Bigfoot has had a long if largely low-rent history in movies, from 1972's redoubtable The Legend of Boggy Creek to the amusing 1976 Creature from Black Lake to the big-studio Harry and the Hendersons in 1987, and on TV from Bigfoot and Wildboy on '70s Saturday mornings to the "Messin' With Sasquatch" commercials for Jack Link's jerky. The best Bigfoot movie may have been a startling, too-little-known 2007 chiller by David Blair and Adam Pitman called Paper Dolls, later re-released as The Sighting. But the micro-budgeted Summoning the Spirit, directed by Jon Garcia from a script he wrote with Zach Carter, can probably lay claim to being the weirdest Bigfoot flick yet.
It has an undeniable atmosphere of unease, however, deriving more from the human than from the cryptid element. The movie is hampered by a sluggish pace--pauses between the actors' lines big enough for the creature's foot to fit through--and a frustrating vagueness, but the growing sense of unsavory menace generated in the group scenes within the repellent yet somehow plausible cult is quite distressing.

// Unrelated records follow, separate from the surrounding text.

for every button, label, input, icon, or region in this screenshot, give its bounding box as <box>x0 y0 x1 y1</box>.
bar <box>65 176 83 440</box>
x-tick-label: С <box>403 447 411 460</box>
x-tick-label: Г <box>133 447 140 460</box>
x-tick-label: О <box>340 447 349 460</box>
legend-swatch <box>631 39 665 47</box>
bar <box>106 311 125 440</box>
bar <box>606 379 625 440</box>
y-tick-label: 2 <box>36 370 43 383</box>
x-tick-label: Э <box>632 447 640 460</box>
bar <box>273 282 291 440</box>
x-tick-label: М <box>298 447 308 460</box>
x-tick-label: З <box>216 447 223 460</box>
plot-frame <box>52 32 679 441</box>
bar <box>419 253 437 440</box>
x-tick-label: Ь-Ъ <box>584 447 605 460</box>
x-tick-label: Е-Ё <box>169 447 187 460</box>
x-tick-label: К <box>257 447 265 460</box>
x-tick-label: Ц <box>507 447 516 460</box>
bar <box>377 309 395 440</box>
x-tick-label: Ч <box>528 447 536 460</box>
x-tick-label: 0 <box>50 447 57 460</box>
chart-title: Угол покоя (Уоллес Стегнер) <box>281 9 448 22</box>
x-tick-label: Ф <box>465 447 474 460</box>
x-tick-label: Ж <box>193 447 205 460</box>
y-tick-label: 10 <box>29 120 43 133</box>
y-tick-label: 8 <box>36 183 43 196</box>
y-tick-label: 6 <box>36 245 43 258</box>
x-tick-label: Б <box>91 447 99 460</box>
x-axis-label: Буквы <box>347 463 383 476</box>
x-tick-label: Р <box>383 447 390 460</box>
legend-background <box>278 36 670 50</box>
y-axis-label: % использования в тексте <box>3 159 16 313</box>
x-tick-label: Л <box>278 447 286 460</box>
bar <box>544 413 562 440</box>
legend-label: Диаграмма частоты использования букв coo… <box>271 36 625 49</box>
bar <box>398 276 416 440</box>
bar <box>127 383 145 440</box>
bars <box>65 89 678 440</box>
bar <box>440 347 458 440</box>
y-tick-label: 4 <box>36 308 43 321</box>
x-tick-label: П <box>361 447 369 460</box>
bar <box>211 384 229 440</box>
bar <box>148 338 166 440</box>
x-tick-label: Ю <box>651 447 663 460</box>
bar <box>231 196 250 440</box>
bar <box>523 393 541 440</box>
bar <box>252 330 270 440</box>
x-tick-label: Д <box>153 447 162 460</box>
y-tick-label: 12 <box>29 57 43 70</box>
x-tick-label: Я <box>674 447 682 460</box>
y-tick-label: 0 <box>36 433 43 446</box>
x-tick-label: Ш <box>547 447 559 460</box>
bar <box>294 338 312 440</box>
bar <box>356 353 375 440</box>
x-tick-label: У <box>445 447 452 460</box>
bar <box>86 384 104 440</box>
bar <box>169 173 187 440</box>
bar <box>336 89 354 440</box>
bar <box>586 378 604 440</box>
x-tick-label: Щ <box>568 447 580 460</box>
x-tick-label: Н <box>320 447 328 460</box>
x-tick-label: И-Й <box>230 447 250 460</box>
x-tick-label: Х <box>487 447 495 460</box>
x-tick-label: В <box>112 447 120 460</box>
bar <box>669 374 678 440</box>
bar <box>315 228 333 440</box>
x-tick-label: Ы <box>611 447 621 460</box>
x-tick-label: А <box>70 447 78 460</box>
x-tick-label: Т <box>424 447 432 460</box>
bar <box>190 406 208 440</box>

Jesse Tayeh is effectively loathsome as the leader, and Isabelle Muthiah makes an impression as an intense, seductive flower child. When you watch their overtures to the hapless couple, you're likely to think that you wouldn't tolerate these people for ten seconds, but of course, in life, politeness and group compliance really might overrule wisdom.
Toward the end, after the cult's connection to Bigfoot is explained--sort of--the movie finally downshifts all the way into horror and some rather half-hearted gore, and much of its eerie mood is dissipated. But the final reveal is sort of sweet.